Tapi kecemasan itu tidak berlangsung lama. Lewat komunikasi, mereka jadi tahu puluhan orang berseragam putih itu sudah menunggu sejak pagi untuk menyambut peserta Pesparawi sebagai saudara yang memasuki wilayah Batumerah, melewati jalan di depan Mesjid An Nur. Di jalanan, ibu-ibu berjilbab dan anak-anak, maupun dewan pengurus mesjid bahkan membentang kain putih, bak menyambut tamu agung. Mereka mengalungkan kain gandong sebagai tanda persahabatan, lalu berjalan beriringan dengan para peserta yang datang dari Sulawesi Barat maupun Yogyakarta. Tangis haru maupun pekik kegembiraan pun segera mengusir rasa cemas.
Komunitas terbayangkan
Membaca cerita teman saya, Embong Salampessy lewat laman Facebook-nya itu, mengingatkan saya pada “komunitas terbayangkan” (imagined communities) yang dulu pernah dituturkan Bennedict Anderson dengan bagus. Ia memang sedang berbicara tentang pertumbuhan nasionalisme di awal masa pergerakan. Tapi gagasan tentang komunitas terbayangkan sebenarnya merujuk lebih pada proses, pada “proyek membangsa” yang tetap berlangsung sampai sekarang.
Perhatikan cerita Embong di atas. Perjumpaan di Desa Batumerah tadi sebenarnya sesuatu yang muskil terjadi. Komunitas-komunitas yang sangat berbeda – dengan faktor pembeda yang sangat eksistensial: etnis dan agama – dapat berjumpa dan seketika menjalin tali persahabatan. Ada sesuatu yang tak kasat mata namun mampu mengikat mereka, seperti kain gandong. Padahal perjumpaan tersebut berlangsung di wilayah yang masih memendam trauma konflik, yang dulu dikobarkan oleh sentimen buta keagamaan.
Apa yang mampu mempertemukan mereka, komunitas-komunitas yang sangat berbeda dan mengikat mereka menjadi “satu bangsa”? Apa yang mendorong komunitas Muslim di Desa Batumerah Ambon dapat menerima rombongan Kristen dari Sulawesi Barat dan Yogyakarta sebagai saudara mereka? Sudah tentu tak ada faktor tunggal.

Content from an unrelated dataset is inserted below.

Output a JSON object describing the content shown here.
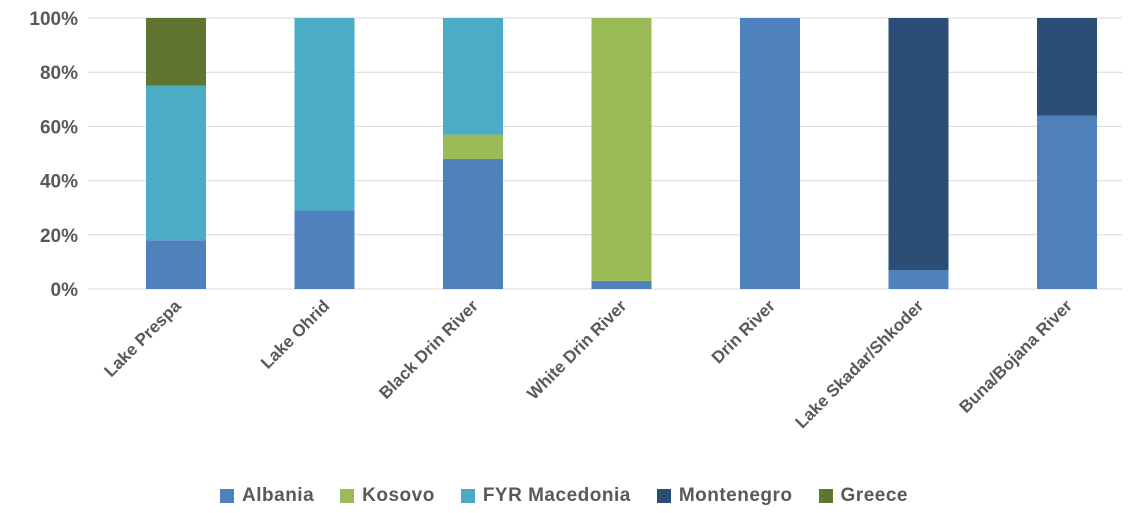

Kajian Anderson yang sudah klasik itu (edisi awal 1983) menunjuk pada banyak faktor, termasuk kebangkitan kapitalisme cetak (print capitalism), yakni berkembangnya surat-surat kabar di awal masa pergerakan yang memberi imajinasi literer tentang “satu bangsa”. Boleh jadi, imajinasi itulah yang menggerakkan para pemuda pada tahun 1928 berkumpul, dan menelorkan pernyataan politik paling menentukan dalam sejarah kita: Soempah Pemoeda. Di sana apa yang muskil tadi – perjumpaan antar-komunitas yang mempunyai perbedaan eksistensial – diberi nama.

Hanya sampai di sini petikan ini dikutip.